The subjects of the drawings vary widely: some are animals (a polar bear, a dormouse, a house sparrow), some are people (Tom Waits, Ada Lovelace, Joe Biden). He considered ending the project after 100 drawings, but was convinced to persist by his editor, Cal Morgan of Riverhead Books, and his friend, author Paul Lisicky.

Courtesy of Edward Carey

Carey’s drawing for day 257 was Jonathan Swift in honor of the author’s birthday (left) and his version of Geppetto from November (right).

“I have to say, it’s saved my sanity sometimes,” Carey said. “It’s been a way of marking time. I guess this is my pandemic diary.”

Carey has received suggestions from his kids for the project: his son requested one of the Yule Lads from Icelandic mythology, while his daughter asked for both a warthog and Guy Fawkes.

Carey also used the project to pay tribute to George Floyd and Breonna Taylor, two Black Americans slain by police in 2020.

“I had to draw what was happening at the time, because nothing else would make sense, and it would be awful not to acknowledge it,” he said. “I can’t sit here and draw a chickadee, for crying out loud.”

Carey’s British publisher, Gallic Books, took notice of the project.
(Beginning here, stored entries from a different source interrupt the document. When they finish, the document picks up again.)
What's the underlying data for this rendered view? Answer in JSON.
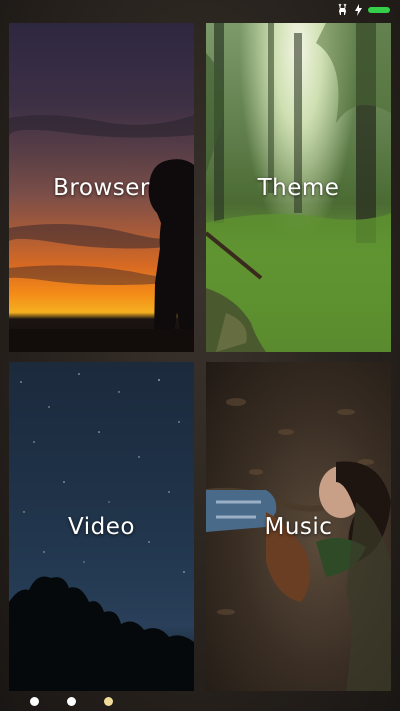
{
  "status_bar": {
    "icons": [
      "deer-icon",
      "charging-bolt-icon",
      "battery-icon"
    ],
    "battery_color": "#34d04a"
  },
  "tiles": [
    {
      "id": "browser",
      "label": "Browser"
    },
    {
      "id": "theme",
      "label": "Theme"
    },
    {
      "id": "video",
      "label": "Video"
    },
    {
      "id": "music",
      "label": "Music"
    }
  ],
  "pager": {
    "page_count": 3,
    "active_page": 3,
    "active_color": "#f2dc9a",
    "inactive_color": "#ffffff"
  }
}
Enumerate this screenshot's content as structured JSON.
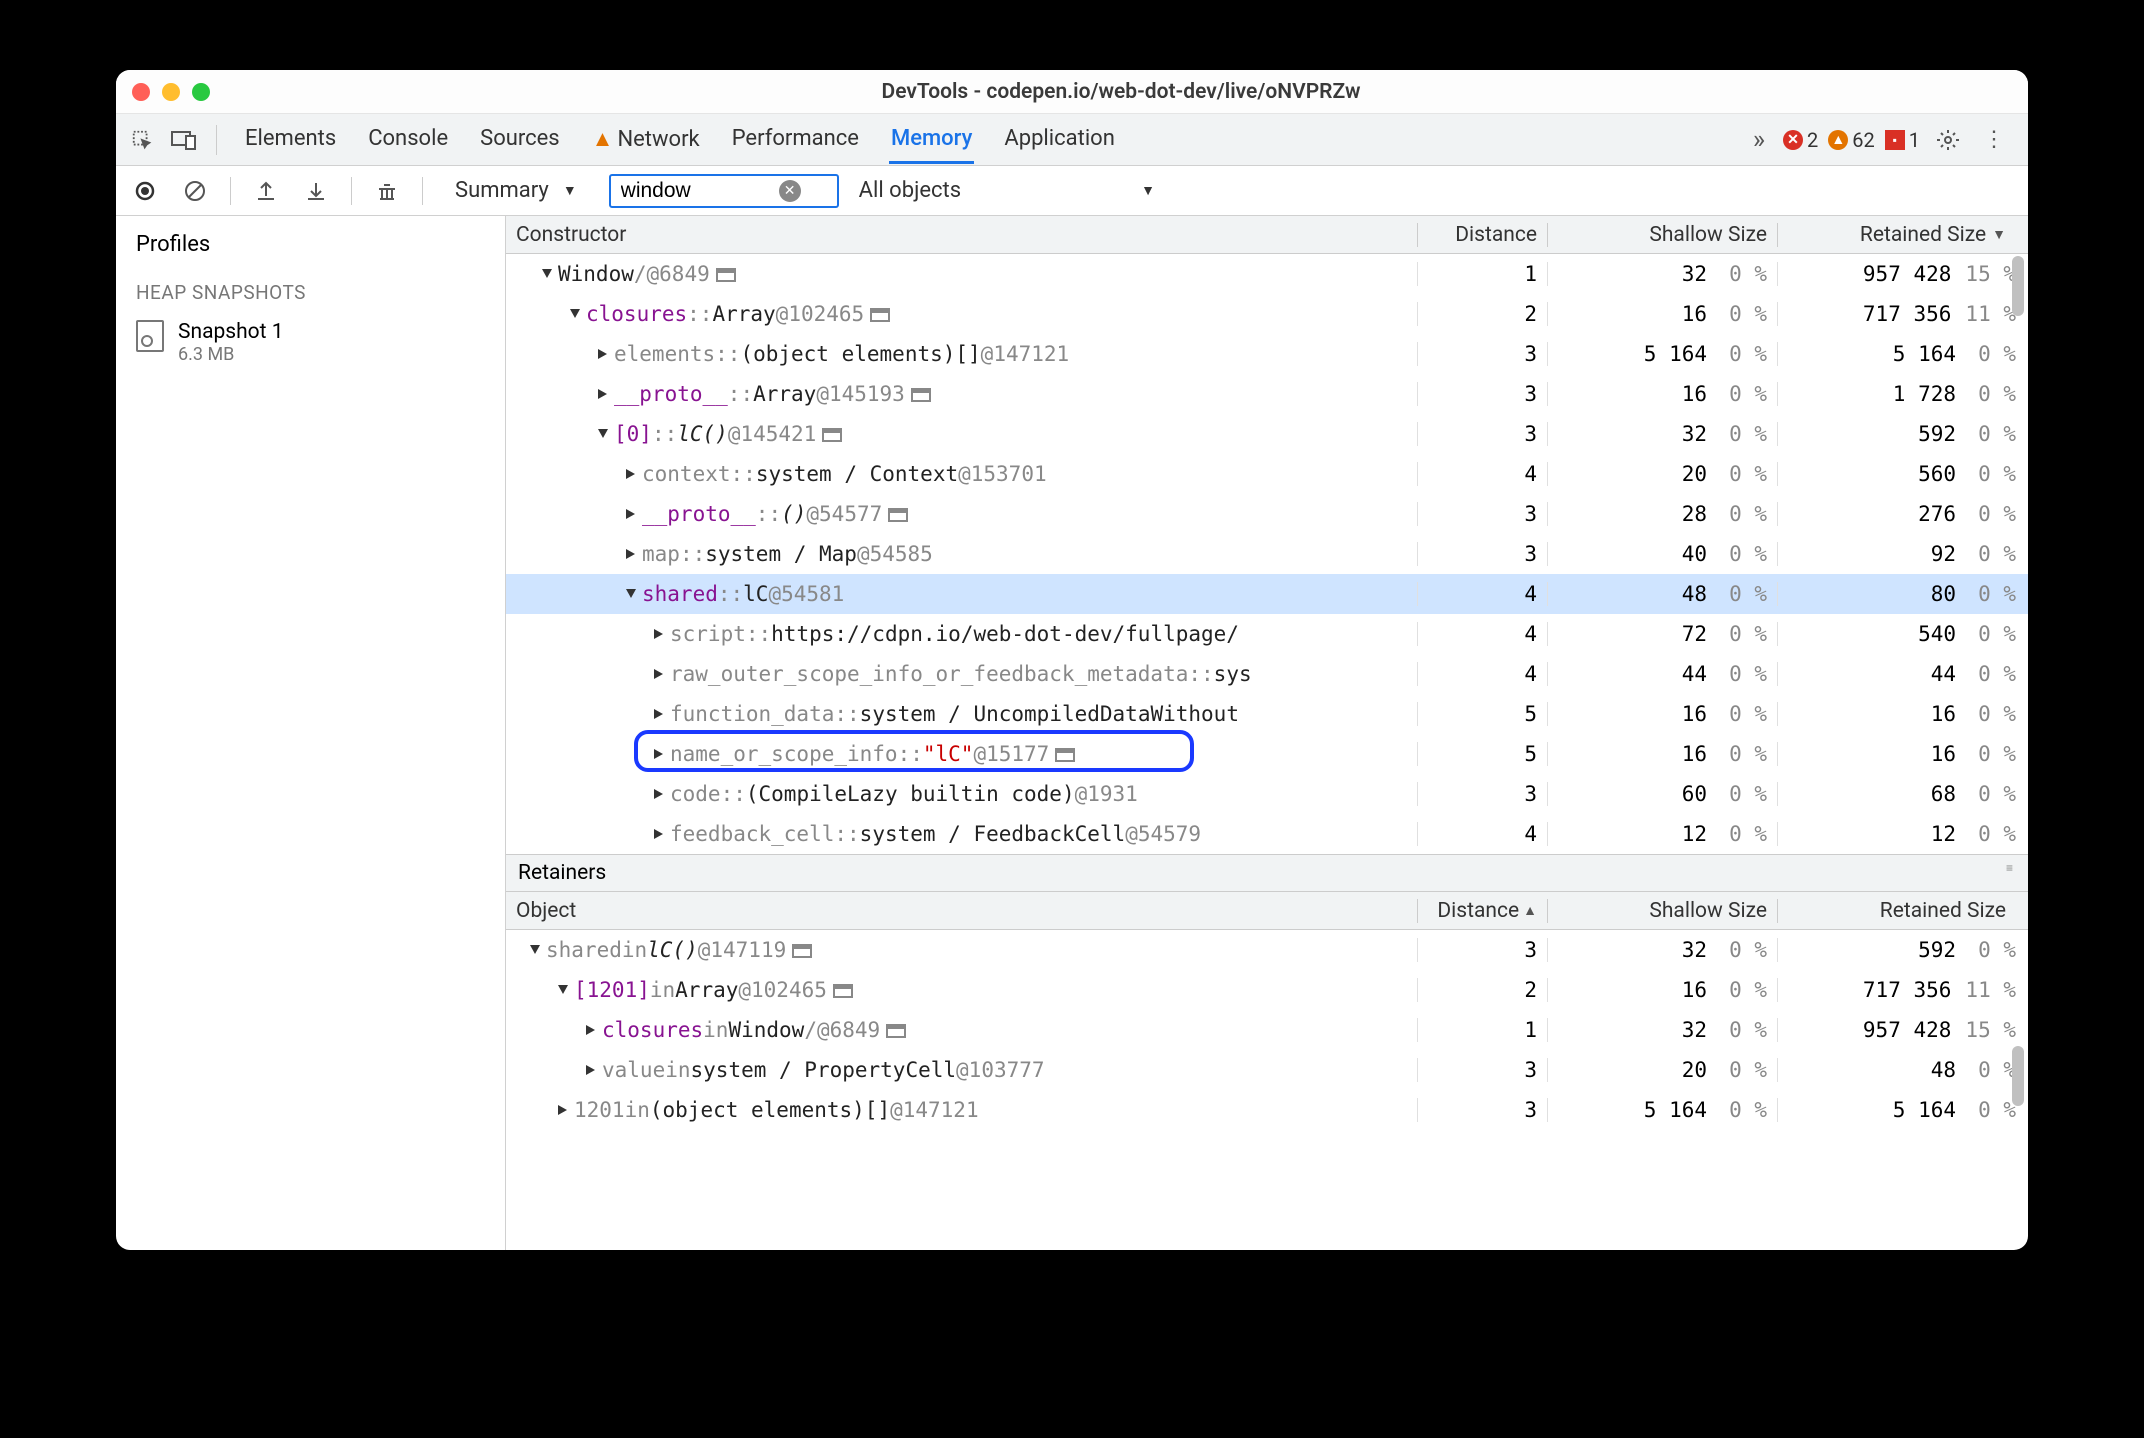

They’ll be printing the drawings in a collection later this year, and an exhibition of the drawings will accompany its publication. “We’re going to put, ideally, all the drawings in one room,” Carey said. “Oh my God, if we can.”

In the meantime, the drawings remain at home with Carey. “I sort of stretch them out on the floor, every fifty pages,” he said. Then, noting that the pandemic is far from over, he added: “We’ll need a bigger house.”